As tertiary institutions across the country prepare to reopen soon, academic staff at the University of Cape Town are preparing to embark on strike action for the first time in the institution’s history.
The institution’s academic staff is preparing to down tools this week over an ongoing wage increase dispute with UCT management.
In a vote taken by the institution’s Academics’ Union (AU), which represents the majority of academic staff at the institution, 87% expressed support for a three-day strike, with potential further strikes until the matter is mutually resolved.
This follows the union’s near-unanimous rejection of the 3-per cent wage increase offer in a vote held In December last year.
The union says the 3% offer is an insult adding that the institution’s bargaining team has failed to return with a revised offer despite having ample time to do so.
“We believe that we have done absolutely everything possible to avoid coming to this point, but management has left us no choice and we are therefore seeking to exercise our rights to engage in industrial action,” says the union.
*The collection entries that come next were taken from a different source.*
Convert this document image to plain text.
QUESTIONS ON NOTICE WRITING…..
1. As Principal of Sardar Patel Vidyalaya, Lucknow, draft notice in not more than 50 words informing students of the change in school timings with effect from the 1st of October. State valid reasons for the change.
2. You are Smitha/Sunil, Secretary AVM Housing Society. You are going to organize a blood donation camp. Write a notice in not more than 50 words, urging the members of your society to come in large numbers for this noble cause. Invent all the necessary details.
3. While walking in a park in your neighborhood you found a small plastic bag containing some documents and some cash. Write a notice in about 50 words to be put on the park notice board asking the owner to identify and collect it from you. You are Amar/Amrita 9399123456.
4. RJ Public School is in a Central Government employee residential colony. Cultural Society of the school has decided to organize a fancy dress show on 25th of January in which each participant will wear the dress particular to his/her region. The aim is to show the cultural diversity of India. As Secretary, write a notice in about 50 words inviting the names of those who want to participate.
In a statement released by the union last week, the AU’s leader Professor Kelly Moult states:
We find it hard to accept that UCT, as one of the premier universities in South Africa, is unable to match pay increases offered by other higher education institutions, The insult of a 3% pay offer is further compounded by the university having budgeted for an R183 million increase in student financial aid.
Members of the union have demanded a 6% increase, in line with the inflation rate.
“Consumer Price Inflation in 2022, according to data released from Statistics South Africa this week, was 6.9%. The universities that UCT has historically used as comparators in setting pay increases have been able to offer their employees at least a 6% increase.”
Moult says the union has signed the strike rules and has lodged them with the CCMA and is now waiting for the CCMA to issue their strike certificate.
Once the strike certificate is received, the union will give the university 48-hour notice and move forward with the strike.
Meanwhile, UCT vice-chancellor, Professor Mamokgethi Phakeng, says the institution will do everything it can to avert the strike by academic staff after wage negotiations deadlocked.